Era il Trockij menscevico che prevedeva come lo spirito di setta e il manicheismo giacobino che Lenin voleva introdurre nel movimento operaio avrebbero avuto conseguenze disastrose.
In effetti «Che fare?» apparve a molti come un’aggressiva ripresa del progetto di Robespierre, che già molte scuole socialiste europee avevano definito come una sorta di dispotismo pseudo-socialista. Il modello di partito ideato da Lenin e una istituzione resa monolitica dal vincolo dell’ortodossia e dal principio della subordinazione assoluta e senza riserve delle volontà individuali alla volontà collettiva. Il partito bolscevico fu sin dal suo atto di nascita, una organizzazione ferreamente disciplinata e impegnata nella diffusione su scala planetaria del socialismo scientifico, interpretato come una dottrina a carattere salvifico, cioè una setta di «veri credenti» che in nome del proletariato riteneva di avere il diritto-dovere di instaurare il suo dominio totale sulla società per rigenerarla.

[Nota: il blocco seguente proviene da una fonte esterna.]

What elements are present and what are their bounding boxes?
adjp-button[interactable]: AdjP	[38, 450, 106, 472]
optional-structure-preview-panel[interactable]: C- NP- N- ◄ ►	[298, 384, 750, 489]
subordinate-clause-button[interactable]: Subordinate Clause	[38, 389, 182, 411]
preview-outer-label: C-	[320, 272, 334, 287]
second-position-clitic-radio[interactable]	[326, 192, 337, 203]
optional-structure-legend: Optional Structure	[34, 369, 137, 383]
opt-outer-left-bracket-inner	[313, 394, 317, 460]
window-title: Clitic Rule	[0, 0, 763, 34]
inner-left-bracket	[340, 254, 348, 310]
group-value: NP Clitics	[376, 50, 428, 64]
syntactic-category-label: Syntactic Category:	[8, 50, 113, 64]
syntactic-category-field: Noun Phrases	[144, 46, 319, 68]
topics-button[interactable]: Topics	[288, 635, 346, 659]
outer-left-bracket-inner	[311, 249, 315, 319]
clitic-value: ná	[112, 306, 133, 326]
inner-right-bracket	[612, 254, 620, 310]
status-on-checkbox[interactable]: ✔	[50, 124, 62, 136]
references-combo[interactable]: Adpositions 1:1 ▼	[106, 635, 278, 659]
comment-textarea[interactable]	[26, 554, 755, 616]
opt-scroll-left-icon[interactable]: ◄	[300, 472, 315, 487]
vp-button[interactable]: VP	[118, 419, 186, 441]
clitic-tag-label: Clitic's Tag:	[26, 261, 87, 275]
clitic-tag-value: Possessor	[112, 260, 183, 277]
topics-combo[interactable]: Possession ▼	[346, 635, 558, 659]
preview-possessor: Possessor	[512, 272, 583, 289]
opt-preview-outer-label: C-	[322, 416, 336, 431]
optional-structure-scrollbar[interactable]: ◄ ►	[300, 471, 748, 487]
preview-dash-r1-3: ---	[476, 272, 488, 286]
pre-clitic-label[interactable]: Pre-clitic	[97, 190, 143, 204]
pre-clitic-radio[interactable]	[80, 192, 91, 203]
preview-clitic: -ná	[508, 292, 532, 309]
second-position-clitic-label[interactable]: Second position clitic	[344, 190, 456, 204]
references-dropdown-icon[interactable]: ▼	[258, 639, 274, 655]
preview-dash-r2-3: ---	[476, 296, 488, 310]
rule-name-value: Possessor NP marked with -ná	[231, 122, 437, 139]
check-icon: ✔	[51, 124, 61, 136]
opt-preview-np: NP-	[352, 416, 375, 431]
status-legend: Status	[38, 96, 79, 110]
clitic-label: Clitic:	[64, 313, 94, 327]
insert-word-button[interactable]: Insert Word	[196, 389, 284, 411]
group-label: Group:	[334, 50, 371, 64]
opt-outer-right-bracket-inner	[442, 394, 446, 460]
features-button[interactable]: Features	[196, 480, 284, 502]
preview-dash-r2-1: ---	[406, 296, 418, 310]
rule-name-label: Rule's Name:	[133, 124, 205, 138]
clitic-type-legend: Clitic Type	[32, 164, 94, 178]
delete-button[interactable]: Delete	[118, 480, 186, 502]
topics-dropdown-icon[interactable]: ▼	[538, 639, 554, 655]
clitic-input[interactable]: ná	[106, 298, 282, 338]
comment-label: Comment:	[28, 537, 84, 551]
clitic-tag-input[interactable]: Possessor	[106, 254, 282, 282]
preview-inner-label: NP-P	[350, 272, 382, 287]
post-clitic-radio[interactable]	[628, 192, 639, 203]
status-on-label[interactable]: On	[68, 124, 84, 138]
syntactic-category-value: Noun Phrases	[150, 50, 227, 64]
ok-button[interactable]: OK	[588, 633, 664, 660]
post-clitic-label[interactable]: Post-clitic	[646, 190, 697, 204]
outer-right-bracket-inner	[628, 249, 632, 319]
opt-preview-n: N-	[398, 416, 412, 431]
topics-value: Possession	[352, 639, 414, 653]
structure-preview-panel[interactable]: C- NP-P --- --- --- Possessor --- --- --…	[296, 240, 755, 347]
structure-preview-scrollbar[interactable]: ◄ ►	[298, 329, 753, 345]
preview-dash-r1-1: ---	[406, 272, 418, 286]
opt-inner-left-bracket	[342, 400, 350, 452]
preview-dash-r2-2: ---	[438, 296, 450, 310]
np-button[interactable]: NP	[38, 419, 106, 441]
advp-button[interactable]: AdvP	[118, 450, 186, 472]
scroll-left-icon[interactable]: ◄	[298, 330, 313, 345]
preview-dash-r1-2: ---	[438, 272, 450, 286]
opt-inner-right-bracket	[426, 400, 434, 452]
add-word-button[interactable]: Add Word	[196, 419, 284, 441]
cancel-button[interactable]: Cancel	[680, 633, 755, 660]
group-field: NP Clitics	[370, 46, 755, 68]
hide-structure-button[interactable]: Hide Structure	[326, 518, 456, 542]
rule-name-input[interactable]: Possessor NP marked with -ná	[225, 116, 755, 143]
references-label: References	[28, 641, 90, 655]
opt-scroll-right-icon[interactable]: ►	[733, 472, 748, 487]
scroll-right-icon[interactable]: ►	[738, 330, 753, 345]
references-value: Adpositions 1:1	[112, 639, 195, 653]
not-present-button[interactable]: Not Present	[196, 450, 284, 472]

Nessuno meglio di Rosa Luxemburg ha descritto le conseguenze elitistiche e burocratiche che da una tale concezione e prassi derivavano. «Un centralismo spiegato, il cui principio vitale è da un lato il netto rilievo e la separazione della truppa organizzata dai rivoluzionari dichiarati e attivi dall’ambiente, pur esso rivoluzionariamente attivo ma non organizzato, che li circonda, e dall’ altro la rigida disciplina e l’intromissione diretta, decisiva, determinante delle istanze centrali in tutte le manifestazioni vitali delle organizzazioni locali del partito… Chiudere il movimento nella corazza di un centralismo burocratico che degrada il proletariato militante a docile strumento di un comitato».
La dittatura sul proletariato
Come ha scritto Isaak Deutscher «poiché la classe operaia non era là (dove sarebbe dovuta esserci per esercitare la direzione) i bolscevichi decisero di agire come suoi luogotenenti e fiduciari fino al momento in cui la vita fosse diventata più normale e una nuova classe lavoratrice si fosse affermata e sviluppata. Per questa strada naturalmente si giungeva alla dittatura della burocrazia, al potere incontrollato e alla corruzione attraverso il potere».
Ma, occorre ripeterlo, tale paradossale fenomeno – la dittatura del proletariato senza il proletariato, la «dittatura per procura» esercitata in nome e per conto della classe – non può essere considerato in conseguenza non prevista e non prevedibile. E sempre il Trockij menscevico che nel 1904 scrive che se il progetto leninista si fosse realizzato «il partito sarebbe stato sostituito dall’organizzazione del partito, l’organizzazione sarebbe stata a sua volta sostituita dal comitato centrale ed infine il comitato centrale dal dittatore».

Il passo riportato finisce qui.